Condition or disease Intervention/treatment Phase
Schizophrenia Autism Spectrum Disorder Bipolar Disorder Depression Parkinson Disease Device: Repetitive Transcranial Magnetic Stimulation (rTMS) Device: Sham Repetitive Transcranial Magnetic Stimulation (rTMS) Not Applicable

Detailed Description:

Our recent work found that patients with Parkinson's disease and schizophrenia have impaired frontal EEG rhythms in the theta and delta range (1-8 Hz).We have been using transcranial direct current stimulation to recover these rhythms as patients perform elementary cognitive tasks. We found that although we are able to modulate cerebellar and frontal activity with tDCS, this effect is minimal as the depth of the current is not great enough to modulate all cerebellar activity. Here we use transcranial magnetic stimulation (TMS) to modulate neural activity in the frontal cortex and recover cognitive function in patients with autism, schizophrenia, bipolar disorder and Parkinson's disease.
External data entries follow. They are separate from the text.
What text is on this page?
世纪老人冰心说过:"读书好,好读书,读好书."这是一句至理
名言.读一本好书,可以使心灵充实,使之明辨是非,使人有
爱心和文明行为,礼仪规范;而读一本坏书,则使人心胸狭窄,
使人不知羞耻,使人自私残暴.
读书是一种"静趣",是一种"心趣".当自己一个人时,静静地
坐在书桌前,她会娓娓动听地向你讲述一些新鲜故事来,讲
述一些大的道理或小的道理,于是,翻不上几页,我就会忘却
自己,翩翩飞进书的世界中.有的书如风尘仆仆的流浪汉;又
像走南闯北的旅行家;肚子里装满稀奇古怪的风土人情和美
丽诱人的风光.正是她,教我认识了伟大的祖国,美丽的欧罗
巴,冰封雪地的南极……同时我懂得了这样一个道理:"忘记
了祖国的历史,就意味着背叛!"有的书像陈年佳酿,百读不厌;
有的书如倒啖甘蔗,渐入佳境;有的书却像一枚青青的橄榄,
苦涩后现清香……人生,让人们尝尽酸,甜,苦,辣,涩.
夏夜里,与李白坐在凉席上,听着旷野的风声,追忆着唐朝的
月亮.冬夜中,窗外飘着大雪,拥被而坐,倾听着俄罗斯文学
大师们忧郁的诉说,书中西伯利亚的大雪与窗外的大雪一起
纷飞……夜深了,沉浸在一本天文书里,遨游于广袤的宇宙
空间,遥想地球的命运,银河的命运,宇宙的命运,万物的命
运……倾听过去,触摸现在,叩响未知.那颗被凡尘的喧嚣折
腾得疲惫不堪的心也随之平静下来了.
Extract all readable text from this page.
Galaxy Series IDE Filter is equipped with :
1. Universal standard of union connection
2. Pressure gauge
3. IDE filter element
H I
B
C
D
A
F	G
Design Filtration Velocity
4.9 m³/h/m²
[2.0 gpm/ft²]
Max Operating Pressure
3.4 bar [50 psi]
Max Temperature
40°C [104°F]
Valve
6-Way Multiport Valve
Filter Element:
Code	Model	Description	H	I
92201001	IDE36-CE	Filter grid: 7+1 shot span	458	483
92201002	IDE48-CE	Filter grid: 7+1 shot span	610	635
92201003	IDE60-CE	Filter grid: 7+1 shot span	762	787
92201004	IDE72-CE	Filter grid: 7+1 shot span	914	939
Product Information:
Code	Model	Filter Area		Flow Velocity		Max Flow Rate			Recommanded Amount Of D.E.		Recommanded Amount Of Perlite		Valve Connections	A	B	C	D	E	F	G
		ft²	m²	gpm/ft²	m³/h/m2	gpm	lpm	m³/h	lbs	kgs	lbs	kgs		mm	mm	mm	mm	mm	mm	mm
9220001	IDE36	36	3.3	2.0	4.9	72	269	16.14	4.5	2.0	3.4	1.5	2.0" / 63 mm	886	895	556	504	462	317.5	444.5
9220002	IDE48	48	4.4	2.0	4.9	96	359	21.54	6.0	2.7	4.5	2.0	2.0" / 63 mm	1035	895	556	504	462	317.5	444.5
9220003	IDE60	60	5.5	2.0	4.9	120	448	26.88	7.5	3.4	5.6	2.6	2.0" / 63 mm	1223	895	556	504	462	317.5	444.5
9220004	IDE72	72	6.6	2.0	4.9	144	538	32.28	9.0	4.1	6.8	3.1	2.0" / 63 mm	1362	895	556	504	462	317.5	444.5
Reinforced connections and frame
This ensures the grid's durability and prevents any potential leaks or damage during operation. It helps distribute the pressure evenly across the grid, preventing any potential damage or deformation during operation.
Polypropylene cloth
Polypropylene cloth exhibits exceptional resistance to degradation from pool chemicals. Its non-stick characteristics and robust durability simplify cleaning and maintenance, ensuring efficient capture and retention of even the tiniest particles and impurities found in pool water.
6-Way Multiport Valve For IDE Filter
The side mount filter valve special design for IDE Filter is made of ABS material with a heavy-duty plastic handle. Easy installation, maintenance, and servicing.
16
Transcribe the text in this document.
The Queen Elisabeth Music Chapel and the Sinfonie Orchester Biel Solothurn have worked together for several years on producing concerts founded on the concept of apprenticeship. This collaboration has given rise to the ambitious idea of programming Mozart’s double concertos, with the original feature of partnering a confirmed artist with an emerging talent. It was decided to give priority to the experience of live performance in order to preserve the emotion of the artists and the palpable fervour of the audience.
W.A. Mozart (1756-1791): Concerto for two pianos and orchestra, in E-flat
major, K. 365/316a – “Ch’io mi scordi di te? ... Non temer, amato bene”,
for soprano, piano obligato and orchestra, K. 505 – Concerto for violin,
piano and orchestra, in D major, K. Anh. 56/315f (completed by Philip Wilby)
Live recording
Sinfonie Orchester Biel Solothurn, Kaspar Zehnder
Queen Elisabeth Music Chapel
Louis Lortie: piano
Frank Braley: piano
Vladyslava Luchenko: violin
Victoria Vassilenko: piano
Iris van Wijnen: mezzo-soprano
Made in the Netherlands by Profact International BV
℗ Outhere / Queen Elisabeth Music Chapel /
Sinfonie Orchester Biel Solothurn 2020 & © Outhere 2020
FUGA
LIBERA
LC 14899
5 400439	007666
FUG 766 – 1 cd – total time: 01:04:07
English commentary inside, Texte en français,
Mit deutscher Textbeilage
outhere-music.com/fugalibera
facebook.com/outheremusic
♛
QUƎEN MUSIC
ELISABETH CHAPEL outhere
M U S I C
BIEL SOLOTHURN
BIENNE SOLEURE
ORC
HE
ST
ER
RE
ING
The purpose of the study is to explore cerebellar stimulation as a potential new treatment to restore frontal activity and cognitive function in autism, schizophrenia, bipolar disorder and Parkinson's disease.Subjects will be brought in for 5 to 6 separate visits, with cerebellar or sham TMS stimulation twice per day for 5 days, as well as 3 follow-up visits.During these visits the patient will have cognitive, disease-specific and emotional testing, including EEG testing and MRI imaging. For those participants that received sham stimulation we will again use EEG to record how single pulses of magnetic or electrical stimulation influences other regions of the cerebellum and downstream brain regions. These data will provide insight into how the cerebellum may influence downstream brain regions and play a role in cognitive and motor performance. All data will be analyzed offline to determine if performance on the interval timing task and/or frontal brain rhythms change following transcranial magnetic stimulation as compared to the pre-stimulation blocks of trials. Additionally, we will analyze changes in their cognitive function, symptom ratings, functional and structural MRI, and mood following stimulation.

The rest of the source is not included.